Marfa was a place suggested to me by several people I met along my trip. After reading a little about it and seeing a few pictures, I found there was a certain intrigue and mystery about it, so I made it my next destination after Austin on the way to El Paso. Simply put, it’s a small city in the middle of the desert in southwest Texas, and has been growing as a tourist destination since the late 70s.
One of the things everyone goes to see is the Marfa Lights, which are mysterious light orbs sometimes scene in the distance (looking south toward the Chinati Mtns.) that move & behave strangely- similar to Brown Mtn. lights in NC; they also go for the art scene featuring mostly minimalist styles, the scenery, and, of course the food.
If you like to eat, there’s a great offering. A grilled cheese parlor, a few fine dining spots, a lady that cooks burritos from her house, and a handful of other places in between. The only chains I recall are Dairy Queen and a dollar store. No Starbucks. No Walmart.
When I first arrived it was about midnight so I found a spot by a train bridge to sleep. The very next day I started my scouting. The first local, eclectic attraction I found was El Cosmico, which is a creative modern alternative to a hotel offering teepees, yurts, and vintage campers painted in all kinds of colors for lodging. They also have a gift shop with books, wardrobe, art, and such. You can even buy beer or wine. On top of that is a handful of different communal activities, like cooking or art. I obviously didn’t need to patronize the establishment for a place to stay this time around, but I did have a couple beers while I browsed through the shop. I went outside to kick back and enjoy my last drink and I happened to meet one of the employees and we chatted for a little while. He said it would be cool if I wanted to sleep in the parking lot, which is what I ended up doing for my whole stay.
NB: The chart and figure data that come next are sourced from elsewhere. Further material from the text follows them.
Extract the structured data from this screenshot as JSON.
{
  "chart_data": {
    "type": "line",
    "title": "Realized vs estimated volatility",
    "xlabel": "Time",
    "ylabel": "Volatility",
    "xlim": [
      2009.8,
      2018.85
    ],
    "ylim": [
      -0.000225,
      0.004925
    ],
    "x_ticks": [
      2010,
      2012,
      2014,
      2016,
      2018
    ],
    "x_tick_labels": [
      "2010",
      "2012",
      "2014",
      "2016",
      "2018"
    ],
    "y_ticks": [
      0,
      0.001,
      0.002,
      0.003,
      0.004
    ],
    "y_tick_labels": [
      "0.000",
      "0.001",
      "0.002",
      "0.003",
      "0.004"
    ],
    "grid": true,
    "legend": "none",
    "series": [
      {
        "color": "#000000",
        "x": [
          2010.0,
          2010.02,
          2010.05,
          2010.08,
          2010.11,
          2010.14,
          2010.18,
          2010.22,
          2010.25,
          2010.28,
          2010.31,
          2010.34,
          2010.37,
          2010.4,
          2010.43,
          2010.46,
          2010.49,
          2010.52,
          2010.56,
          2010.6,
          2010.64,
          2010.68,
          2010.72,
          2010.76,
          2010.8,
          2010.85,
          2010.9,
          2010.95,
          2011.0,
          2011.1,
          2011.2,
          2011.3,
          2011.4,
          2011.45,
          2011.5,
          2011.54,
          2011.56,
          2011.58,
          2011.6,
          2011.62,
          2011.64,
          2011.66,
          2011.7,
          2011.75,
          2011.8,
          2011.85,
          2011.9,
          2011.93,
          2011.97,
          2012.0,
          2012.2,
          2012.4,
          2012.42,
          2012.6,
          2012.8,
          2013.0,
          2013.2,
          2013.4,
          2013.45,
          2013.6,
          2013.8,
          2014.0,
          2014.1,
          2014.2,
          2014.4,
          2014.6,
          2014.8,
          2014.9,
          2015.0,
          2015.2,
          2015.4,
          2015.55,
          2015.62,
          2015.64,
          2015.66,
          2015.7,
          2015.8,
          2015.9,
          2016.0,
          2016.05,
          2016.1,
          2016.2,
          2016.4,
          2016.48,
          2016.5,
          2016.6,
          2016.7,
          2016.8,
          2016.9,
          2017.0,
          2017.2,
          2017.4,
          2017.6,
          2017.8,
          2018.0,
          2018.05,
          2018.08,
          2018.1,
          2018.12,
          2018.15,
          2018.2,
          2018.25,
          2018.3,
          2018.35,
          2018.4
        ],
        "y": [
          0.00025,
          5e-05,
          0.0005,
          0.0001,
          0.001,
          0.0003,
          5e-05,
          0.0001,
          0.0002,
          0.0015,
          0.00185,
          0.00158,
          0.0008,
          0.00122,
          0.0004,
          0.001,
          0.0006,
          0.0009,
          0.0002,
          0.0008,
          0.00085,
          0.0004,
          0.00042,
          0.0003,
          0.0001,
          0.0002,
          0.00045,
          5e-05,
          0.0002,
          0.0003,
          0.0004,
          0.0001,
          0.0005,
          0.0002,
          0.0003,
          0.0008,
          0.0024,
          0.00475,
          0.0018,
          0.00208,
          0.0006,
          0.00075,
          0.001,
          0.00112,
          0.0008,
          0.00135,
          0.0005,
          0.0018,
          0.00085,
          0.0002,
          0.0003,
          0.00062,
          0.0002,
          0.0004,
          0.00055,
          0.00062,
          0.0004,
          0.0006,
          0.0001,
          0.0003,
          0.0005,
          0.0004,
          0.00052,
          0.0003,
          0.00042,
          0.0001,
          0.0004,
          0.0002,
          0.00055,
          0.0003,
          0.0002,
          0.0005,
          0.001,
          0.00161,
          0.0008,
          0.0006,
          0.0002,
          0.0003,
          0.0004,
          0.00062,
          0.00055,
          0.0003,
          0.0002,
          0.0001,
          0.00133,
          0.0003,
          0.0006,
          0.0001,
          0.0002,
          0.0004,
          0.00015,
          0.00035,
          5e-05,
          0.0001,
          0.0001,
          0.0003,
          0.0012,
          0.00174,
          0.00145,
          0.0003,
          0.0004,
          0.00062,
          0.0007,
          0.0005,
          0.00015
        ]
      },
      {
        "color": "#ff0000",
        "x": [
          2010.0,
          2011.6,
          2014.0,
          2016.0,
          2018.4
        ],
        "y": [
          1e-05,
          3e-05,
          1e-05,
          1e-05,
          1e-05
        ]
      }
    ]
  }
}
I eventually went to the viewing post hoping to see the lights, but they never showed up. However there was a big thunderstorm over the mountains so I had the chance to see a very impressive lightning display instead, and it lasted several hours. What made it especially cool was that it was so far away you couldn’t hear any thunder, and being in the flat of the desert you could see the whole storm system from end to end, top to bottom. There was actually a good thunderstorm every day during my 5 day visit and one night there was two. After the viewing post I stopped at the Lost Horse Saloon for a drink before heading back to the parking lot at Cosmico. I met a pretty cool local there who I had a good conversation with for a while, and he even bought me a beer.
One of the other main attractions is the Chinati Foundation which is basically a permanent museum/gallery with various art installations, mostly from Donald Judd. He basically bought up all the buildings in the old military base as well as half of all the property in Marfa (if not most of it). I think his art is genuine and has aesthetic and conceptual value, but it in my opinion it’s overrated; it’s literally a bunch of sculptures of boxes. You can make up your own mind.
On my way out of Marfa, I stopped to see the last popular sight which is Prada Marfa (however it was a surprise since I didn’t realize I would pass it on my way to El Paso. Prior to, I assumed it was somewhere else and didn’t bother to seek it out). It’s another permanent art installation about 20 or 30 miles going west. Prada Marfa is a fake Prada store. It’s a real building with real Prada merchandise inside, but it’s only an exhibit for viewing. A very “out of place” spectacle but with a subtle, surreal charm.
As you can see, my pictures tell a story and give some insight into the look & feel of the place, but they don’t give everything away either. I think it’s good to spark the curiosity and yet leave a lot for your own discovery should you ever visit. Overall, I liked Marfa quite a lot. I’ll definitely be visiting again on my way back to Maine and will continue to do so long after this road trip is over.